Singapore fund snaps up OakNorth bank stake


A giant Singaporean sovereign wealth fund is in talks to buy a stake in OakNorth, the first of Britain’s new generation of “challenger banks” to hit a coveted $1bn valuation.

Sky News has learnt that the south east Asian state’s Government Investment Corporation (GIC) is close to agreeing a deal to acquire 10% of OakNorth, the business-focused lender.

Sources said on Thursday that GIC would buy the stake from Indiabulls, one of the bank’s biggest existing shareholders.
The acquisition will be interpreted as a vote of confidence by the Singaporean state fund in the UK economy, although insiders added that GIC’s presence as a shareholder would also allow OakNorth to plot its expansion into Asia.
It comes just weeks after OakNorth raised more than £150m from a trio of investors, valuing the company at close to £1bn.
Launched just two years ‎ago, the bank secured new capital from Clermont Group; a Singaporean investor in energy, healthcare and financial services, Coltrane Capital; a US-based fund and Toscafund, a London-based investor.
OakNorth’s advisors include Lord Turner, the former chairman of the City watchdog, and Lord Maude, the former trade minister.
Its new funding took OakNorth beyond the $1bn valuation threshold which sees tech companies described as unicorns, putting the bank in the same bracket as the likes of TransferWise, the payments app.
Sources said OakNorth’s funding round had delivered a boost to the wider challenger banking sector at a time when analysts have been expressing doubts about new entrants’ ability to gain significant scale.
OakNorth, which was co-founded by Rishi Khosla, focuses on lending sums of up to £20m to entrepreneurs, and broke even before it had marked its first year of operation.
The company had also repaid all of its accrued losses before it turned two years old, a mark of its rapid progress, according to insiders.

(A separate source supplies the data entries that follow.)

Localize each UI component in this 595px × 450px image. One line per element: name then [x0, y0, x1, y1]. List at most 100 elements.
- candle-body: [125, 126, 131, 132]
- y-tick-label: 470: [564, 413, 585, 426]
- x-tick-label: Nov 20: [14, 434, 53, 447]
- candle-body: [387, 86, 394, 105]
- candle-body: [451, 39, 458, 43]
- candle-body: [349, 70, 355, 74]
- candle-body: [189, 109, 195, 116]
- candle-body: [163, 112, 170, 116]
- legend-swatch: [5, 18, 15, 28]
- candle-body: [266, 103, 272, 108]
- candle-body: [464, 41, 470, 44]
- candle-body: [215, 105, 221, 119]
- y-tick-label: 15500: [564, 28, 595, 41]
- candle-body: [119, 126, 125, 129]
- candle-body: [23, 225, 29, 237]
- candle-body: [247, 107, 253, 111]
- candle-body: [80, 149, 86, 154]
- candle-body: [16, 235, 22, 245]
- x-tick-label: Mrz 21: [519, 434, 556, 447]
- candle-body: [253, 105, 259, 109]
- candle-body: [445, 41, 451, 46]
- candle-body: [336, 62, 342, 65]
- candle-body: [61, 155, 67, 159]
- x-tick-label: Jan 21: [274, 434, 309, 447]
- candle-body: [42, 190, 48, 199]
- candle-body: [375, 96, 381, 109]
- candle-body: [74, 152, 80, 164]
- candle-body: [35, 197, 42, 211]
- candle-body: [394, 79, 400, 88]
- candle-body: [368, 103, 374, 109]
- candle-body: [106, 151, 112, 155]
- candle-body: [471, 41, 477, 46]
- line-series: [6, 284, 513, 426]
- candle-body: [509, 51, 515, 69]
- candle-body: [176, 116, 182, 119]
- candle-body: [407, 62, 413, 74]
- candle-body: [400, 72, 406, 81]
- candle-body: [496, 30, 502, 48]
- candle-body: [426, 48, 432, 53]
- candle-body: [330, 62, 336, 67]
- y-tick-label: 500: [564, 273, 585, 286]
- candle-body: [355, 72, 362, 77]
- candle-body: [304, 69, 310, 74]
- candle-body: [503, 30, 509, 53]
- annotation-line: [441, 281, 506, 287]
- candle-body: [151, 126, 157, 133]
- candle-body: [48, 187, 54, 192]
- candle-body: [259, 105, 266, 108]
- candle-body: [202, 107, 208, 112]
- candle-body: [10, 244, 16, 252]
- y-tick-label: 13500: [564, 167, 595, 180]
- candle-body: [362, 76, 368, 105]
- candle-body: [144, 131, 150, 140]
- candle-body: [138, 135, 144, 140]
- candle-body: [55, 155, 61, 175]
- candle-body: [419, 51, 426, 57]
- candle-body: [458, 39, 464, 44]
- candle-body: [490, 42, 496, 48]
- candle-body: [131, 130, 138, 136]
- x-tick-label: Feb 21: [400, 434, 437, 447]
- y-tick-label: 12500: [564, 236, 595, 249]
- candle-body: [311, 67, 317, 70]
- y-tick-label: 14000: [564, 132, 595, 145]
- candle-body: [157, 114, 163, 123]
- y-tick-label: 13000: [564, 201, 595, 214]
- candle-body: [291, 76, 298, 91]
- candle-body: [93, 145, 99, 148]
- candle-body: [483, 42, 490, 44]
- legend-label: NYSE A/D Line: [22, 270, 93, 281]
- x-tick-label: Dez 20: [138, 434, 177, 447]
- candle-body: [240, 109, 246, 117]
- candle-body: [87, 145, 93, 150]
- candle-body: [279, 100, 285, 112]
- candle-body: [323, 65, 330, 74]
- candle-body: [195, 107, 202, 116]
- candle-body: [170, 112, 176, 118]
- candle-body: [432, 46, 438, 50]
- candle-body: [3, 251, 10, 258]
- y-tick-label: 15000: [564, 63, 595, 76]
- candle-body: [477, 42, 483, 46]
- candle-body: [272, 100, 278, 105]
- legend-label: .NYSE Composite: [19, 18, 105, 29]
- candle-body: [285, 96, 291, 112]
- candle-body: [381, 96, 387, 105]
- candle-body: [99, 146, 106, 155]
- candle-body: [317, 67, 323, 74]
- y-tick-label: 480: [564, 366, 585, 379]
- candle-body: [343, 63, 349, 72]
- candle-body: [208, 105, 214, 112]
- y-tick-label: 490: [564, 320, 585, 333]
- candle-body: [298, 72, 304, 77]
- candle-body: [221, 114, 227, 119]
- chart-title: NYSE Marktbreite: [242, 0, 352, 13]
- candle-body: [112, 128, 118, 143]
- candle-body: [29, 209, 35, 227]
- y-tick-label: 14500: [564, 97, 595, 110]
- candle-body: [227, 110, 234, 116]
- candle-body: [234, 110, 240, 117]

“While we have reached an £800m loan book in two years, we know that this represents just a fraction of the businesses that need financing support,” Mr Khosla said last month.
“This funding will enable us to boost our lending by an additional £1.5bn and add thousands more jobs and homes in the UK.”
Mr Khosla has sought to make a virtue of the gap in the UK banking market for financing SMEs, and has lent to more than 150 business customers to date.
OakNorth has also tried to differentiate itself through the quality of its cloud-based technology‎ platform, underlining the extent to which advances in areas such as machine learning and artificial intelligence (AI) are now playing a central role in the banking sector’s development.
Sources said that OakNorth was in advanced talks with a number of banks in North America about licensing its Acorn Machines AI technology for use, underlining an important growth opportunity for the company.
Antony Jenkins, the former Barclays chief executive, recently raised tens of millions of pounds to fund the growth of his financial technology venture, 10X.
In its latest annual report filed at Companies House, OakNorth said it had benefited from uncertainty created by the Brexit vote.
“We were able to establish ourselves as a credible contender to the main high street banks‎, tripling out loan book in the months following [the Brexit vote]”, it said.‎
OakNorth could not be reached for comment on the GIC deal.